Garth Allen's "Statistics to the Rescue!"
Posted: Mon May 15, 2017 10:11 am
Oct 16, 2008 5:38 pm
Wayne Turner wrote:Hi all,
While I was working at the Heart Center Library in 2006 I had the opportunity to make copies of many old articles. Among Donald Bradley's more important articles I would rank "Statistics to the Rescue!" near the top. It was published in the March 1957 American Astrology and details his analysis of sidereal lunar returns that cover births, weddings, and accidents. For 75 births, he found the Moon, Jupiter and Uranus (probably; he doesn't say exactly) at a statistical high point just past the angular cusps, much as Leon Lasson and the Gauquelins did during the same period. The "malefics", Mars and Neptune, avoided the angles, though with less statistical enthusiasm, but clustered near the prime vertical cadent cusps.

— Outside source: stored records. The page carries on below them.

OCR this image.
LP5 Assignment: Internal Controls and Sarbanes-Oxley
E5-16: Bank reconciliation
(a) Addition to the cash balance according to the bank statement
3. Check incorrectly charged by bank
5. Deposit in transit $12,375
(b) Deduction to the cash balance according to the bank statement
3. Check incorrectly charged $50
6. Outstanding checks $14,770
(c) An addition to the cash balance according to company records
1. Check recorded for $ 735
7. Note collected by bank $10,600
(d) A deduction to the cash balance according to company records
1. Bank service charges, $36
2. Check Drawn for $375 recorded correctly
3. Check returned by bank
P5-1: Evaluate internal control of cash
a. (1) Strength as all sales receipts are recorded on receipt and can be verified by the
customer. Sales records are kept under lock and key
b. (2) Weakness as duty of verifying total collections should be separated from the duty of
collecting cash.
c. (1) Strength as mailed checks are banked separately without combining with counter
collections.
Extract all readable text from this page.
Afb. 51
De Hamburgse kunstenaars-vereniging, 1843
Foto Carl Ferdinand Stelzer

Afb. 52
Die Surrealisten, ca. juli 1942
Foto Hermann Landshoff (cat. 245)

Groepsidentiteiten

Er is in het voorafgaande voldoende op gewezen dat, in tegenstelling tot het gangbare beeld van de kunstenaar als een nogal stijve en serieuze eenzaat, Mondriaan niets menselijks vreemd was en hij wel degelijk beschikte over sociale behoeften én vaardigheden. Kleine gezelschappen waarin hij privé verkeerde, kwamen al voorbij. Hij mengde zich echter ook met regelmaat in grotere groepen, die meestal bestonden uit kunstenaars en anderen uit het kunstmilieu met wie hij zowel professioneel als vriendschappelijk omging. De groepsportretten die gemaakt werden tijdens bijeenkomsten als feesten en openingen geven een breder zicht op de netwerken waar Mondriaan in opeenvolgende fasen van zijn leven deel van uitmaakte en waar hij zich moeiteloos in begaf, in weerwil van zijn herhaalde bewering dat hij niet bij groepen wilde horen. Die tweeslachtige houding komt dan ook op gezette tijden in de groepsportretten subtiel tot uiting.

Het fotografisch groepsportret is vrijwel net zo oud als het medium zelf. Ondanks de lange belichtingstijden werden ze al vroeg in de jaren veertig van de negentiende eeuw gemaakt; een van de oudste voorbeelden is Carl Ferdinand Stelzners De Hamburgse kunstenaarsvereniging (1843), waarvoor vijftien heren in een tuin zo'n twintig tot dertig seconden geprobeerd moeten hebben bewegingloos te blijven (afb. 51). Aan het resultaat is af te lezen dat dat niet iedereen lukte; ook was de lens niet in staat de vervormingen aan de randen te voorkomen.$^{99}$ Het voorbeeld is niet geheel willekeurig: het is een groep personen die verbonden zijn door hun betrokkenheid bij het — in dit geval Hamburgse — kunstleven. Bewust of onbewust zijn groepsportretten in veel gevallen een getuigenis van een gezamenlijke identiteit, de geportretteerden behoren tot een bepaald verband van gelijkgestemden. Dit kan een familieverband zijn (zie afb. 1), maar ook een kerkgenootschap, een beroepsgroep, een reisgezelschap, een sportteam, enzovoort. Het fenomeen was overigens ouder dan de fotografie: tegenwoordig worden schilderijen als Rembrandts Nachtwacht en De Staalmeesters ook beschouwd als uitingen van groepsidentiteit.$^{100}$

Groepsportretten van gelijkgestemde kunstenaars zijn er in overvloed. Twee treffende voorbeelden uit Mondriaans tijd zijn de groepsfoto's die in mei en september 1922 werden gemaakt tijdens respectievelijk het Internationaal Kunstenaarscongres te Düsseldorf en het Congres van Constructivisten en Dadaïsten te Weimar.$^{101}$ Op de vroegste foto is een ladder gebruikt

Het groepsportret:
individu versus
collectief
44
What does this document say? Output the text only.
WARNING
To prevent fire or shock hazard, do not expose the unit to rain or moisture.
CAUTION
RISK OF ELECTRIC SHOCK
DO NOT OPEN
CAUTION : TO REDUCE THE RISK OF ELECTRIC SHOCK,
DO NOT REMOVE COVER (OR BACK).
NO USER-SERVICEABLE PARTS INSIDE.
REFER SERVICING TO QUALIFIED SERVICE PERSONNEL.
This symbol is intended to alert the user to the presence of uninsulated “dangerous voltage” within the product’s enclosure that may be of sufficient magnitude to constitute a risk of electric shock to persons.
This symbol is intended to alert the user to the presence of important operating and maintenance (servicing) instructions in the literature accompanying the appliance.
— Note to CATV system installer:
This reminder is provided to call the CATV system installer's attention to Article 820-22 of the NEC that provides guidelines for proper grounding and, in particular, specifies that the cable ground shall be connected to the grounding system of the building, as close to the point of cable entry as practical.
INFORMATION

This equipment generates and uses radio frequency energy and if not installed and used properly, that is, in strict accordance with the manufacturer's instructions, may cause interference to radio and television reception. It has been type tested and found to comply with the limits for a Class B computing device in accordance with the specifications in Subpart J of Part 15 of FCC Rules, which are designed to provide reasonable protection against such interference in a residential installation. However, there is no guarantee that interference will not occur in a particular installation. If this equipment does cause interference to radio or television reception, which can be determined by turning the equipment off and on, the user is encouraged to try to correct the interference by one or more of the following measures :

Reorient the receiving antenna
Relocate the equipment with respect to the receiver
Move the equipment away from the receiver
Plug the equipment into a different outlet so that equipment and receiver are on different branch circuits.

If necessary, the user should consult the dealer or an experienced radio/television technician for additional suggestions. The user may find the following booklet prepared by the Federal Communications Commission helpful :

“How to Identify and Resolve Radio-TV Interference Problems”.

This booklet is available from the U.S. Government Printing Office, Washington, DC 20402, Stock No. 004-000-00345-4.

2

These results included both natal and return positions.
In 120 wedding returns, angular natal and return Jupiter shows up as a welcome guest at odds of about 5000 to one against chance. (The results are shown in graphs so this is just a good guess.)
For 60 accidents, return Mars and Saturn are on the angles against odds of better than (or worse than) 10,000 to one. Contrarily, Jupiter and Venus avoided the angles at just about the 100 to 1 level. Leaving out the--to him--anomalous birth result past the angular cusps, for the other four tests his combined result soars past the one million to one mark. (For a sad but spectacular confirmation of the accident results, see this post re JFK Jr's plane crash: viewtopic.php?f=28&t=1097 It is worth noting here that he was born about a month early by C-section. This does not seem to have affected the validity of his SLRs.)
In my own case, the SLR before an accident on June 15, 1965 that sent me to the hospital for emergency surgery occurred on June 6 at 1:00:30 pm PDT, Reseda, California, and features more trouble than any kid should face, including a Moon/Mars conjunction rising and Saturn setting! Ouch!
Incidentally, if topocentric positions taking parallax into account are used--something that Bradley wrote about early on--the return occurs nearly an hour earlier, at 12:10:33 pm PDT, and moves the culprits away from the angles and widens the Moon/Mars conjunction. This suggests that contrary to expectations, it is not the Moon's real apparent place in the sky that matters here, but the mathematical position as seen from the Earth's center. Therefore, we should not think of any astrological influences emanating from the Moon, but rather must somehow put ourselves into an archetypal mathematical universe that is none-the-less "real." That's enough mind bending for now, thanks...)
At some point, these results should be replicated with larger samples. We should cross our fingers though, because statistics and natal astrology do not have a very amicable history together, apart from the Gauquelin's results.